The heritage issue highlighted by this row is complex and is a manifestation of the wider, and much deeper differences of cultural values on both sides of the debate. 

One the most outspoken critics of the Saudi Government is Dr. Irfan al-Alawi of the Islamic Heritage Research Foundation. Alawi has spent much of the past ten years trying to highlight the destruction of early Islamic sites and is one of the few academics prepared to speak out against the proposals. "No one denies that Medina is in need of expansion, but it's the way the authorities are going about it which is so worrying. There are ways they could expand which would either avoid or preserve the ancient Islamic sites but instead they want to knock it all down."

As the demolition work looms, the issue is rapidly gaining attention in the international  media. This week, Jerome Taylor, reporting for the UK'sIndependent newspaper reignited the row with an extensive feature on the issue, stating;  "Heritage campaigners and many locals have looked on aghast as the historic sections of Mecca and Medina have been bulldozed to make way for gleaming shopping malls, luxury hotels and enormous skyscrapers. The Washington-based Gulf Institute estimates that 95 per cent of the 1,000-year-old buildings in the two cities have been destroyed in the past 20 years."

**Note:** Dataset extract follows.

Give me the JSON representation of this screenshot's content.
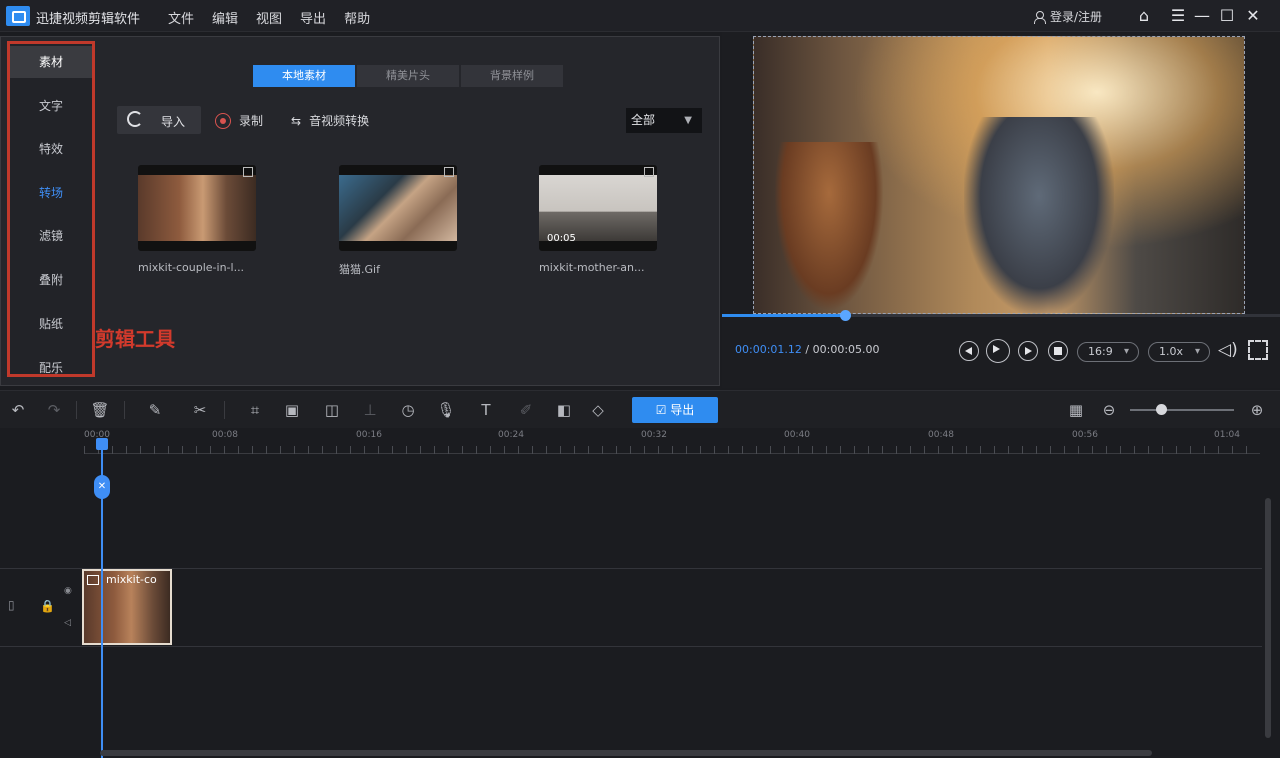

The three mosques on death row date back to the seventh century and are covered by Ottoman-era structures but the Saudi Authorities have not even commissioned archaeological digs before they are pulled down.

Amongst the gems to go are the Ottoman and Abbasi columns of the Masjid al-Haram, now slated for demolition as part of the Grand Mosque expansion, these intricately carved columns date back to the 17th century and are the oldest surviving sections of Islam's holiest site.

Other reported examples of Saudi destruction are:

Bayt al-Mawlid, the house where Mohamed was born demolished and rebuilt as a library.

Dar al Arqam, the first Islamic school where Muhammed taught flattened to make way for escalators.

The house of Khadija the wife of the Prophet was demolished and replaced by public toilets. Abu Jahl's house was replaced by a 3 star hotel.

Dome which served as a canopy over the Well of Zamzam demolished.

None of the Ottoman porticos at the Masjid al-Haram have been demolished yet but remain under threat.

House of Muhammed in Medina is where he is buried with his 2 companions where he lived after the migration from Mecca is still there and is the sacred chamber.

Saudi Arabia's disregard for historic sites of Islam stems from its association with Wahabism, which is an extreme and inflexible interpretation of Islam and does not support worship of material objects.

Richard Coleman, Heritage Consultant London and Chairman of WAN expresses concern; "One can only hope that the proposition of creating the world's biggest building, a new Mosque for 1.6 million Muslims, overlaying this central site, will be one which combines preservation and rejuvenation with the creation of the new. There are rumours that it will not. A fundamentalist approach is apparently being adopted which will cut ties with the past, to rid the city of its historic connections, even with the buildings that hold meaning as poignant as that which houses the tomb of the prophet Mohamed." (Read full response here)

Barry Hughes VP at HOK, a firm that has extensive experience working in the region explains his standpoint: "Personally I believe these articles engage in a bit of cultural relativism, applying a European sense of historic importance to some of these locations, simultaneously ignoring the debate going on between the various bodies within Islam about these issues.  I find it an interesting discussion, this dichotomy between the idea and the object, and which has primacy. The Wahhabis might say the idea, rather than the object.  This is a variation of heritage meets 'progress' debate, with the added pressure of religious ideology added in for good measure. Balance is always going to be a challenge."

It is unlikely that the mosques will be saved in this instance but maybe their demise should spark an international debate about heritage, whether concrete or spiritual, to help both sides gain a deeper understanding of the values.